Allerdings auf fatale Weise: Donald Redelmeier und Eldar Shafir von der University of Toronto – noch ein Zusammenhang mit Neil Young, der in Toronto geboren ist! – übertiteln ihre Studie mit „The Full Moon and Motorcycle Related Mortality“. Ausgewertet wurden offizielle Daten (aus der „National Highway Traffic Safety Administration“) über Motorradunfälle in den USA zwischen 1975 und 2014. In diesen 40 Jahren gab es 494 Vollmondnächte, in diesen wurden 4494 tödliche Motorradunfälle registriert, das sind 9,1 pro Nacht. Zum Vergleich wurden die Nächte jeweils eine Woche vor und nach dem Vollmond herangezogen: In diesen 988 Nächten ereigneten sich 8535 letale Motorradunfälle, das sind 8,6 pro Nacht.

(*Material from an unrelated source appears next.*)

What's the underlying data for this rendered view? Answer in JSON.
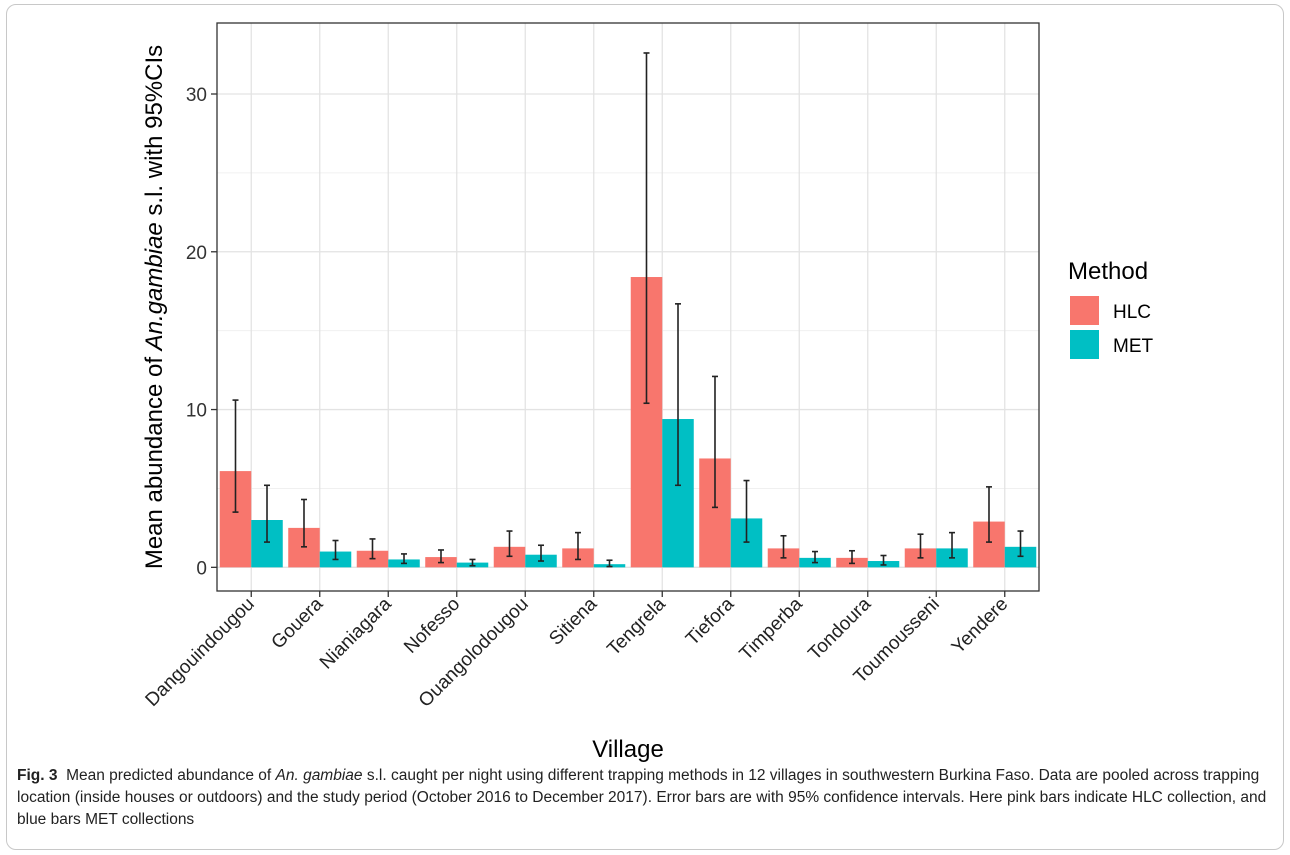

Weniger als die Hälfte mit Helm
Der Zusammenhang ist nicht sensationell, aber signifikant. Um ihn zu erhärten, analysierten die Forscher ähnliche Daten aus Großbritannien, Kanada und Australien, sie erhielten 2,6 tödliche Motorradunfälle pro Vollmondnacht und 2,4 pro Vergleichsnacht. Der typische beteiligte Motorradfahrer sei „ein Mann mittleren Alters, der eine Straßenmaschine in ländlicher Umgebung fuhr und einen frontalen Zusammenstoß hatte“, schreiben die Forscher, weniger als die Hälfte der Verunglückten trug einen Helm.

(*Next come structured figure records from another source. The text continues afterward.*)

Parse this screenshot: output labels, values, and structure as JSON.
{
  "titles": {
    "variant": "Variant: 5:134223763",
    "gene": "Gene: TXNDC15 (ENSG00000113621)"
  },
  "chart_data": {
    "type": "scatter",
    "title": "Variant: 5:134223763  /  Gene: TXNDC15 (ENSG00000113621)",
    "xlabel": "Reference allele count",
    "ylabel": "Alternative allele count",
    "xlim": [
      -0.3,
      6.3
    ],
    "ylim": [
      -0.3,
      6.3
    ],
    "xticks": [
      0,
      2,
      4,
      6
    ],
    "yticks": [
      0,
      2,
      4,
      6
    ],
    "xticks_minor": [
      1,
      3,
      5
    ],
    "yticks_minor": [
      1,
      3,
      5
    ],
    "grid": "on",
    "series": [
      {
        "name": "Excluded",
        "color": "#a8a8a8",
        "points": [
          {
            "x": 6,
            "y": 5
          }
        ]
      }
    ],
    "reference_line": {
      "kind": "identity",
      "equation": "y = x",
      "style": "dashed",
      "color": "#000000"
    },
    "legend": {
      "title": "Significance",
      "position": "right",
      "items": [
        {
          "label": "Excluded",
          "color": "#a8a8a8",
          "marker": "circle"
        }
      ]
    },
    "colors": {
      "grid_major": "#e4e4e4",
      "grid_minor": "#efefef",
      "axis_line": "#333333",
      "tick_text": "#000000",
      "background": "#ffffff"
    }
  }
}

Spannender ist die Interpretation der Korrelation: Die Forscher erwähnen die im Volksmund verbreitete Idee, dass der Vollmond die Menschen seltsam bis irre – „lunatic“sagt man auf Englisch – mache, gar nicht, sie führen die gestiegene Unfallhäufigkeit fast nur auf optische Ablenkung während des Fahrens zurück: „Ein Vollmond ist selten und spektakulär, stellt damit eine natürliche Ablenkung dar. Er ist groß und hell vor einem dunklen Himmel, sorgt damit für einen auffälligen Kontrast der Leuchtdichte.“Er könne dem Fahrer, etwa nach Hügeln, abrupt erscheinen. Dann wird doch eine allgemeine Wirkung des Vollmondes zart erwogen: Er „könnte zu vermehrten Freiluftaktivitäten aller Art beitragen, darunter häufigeres Reisen, größere Geschwindigkeiten, größere Entfernungen, nicht vertraute Routen, vermehrter Gegenverkehr und Mischungen weniger erfahrener Reisender.“Der nicht ganz klare Satz legt es schon nahe: In der Vollmondforschung ist durchaus noch einiges offen.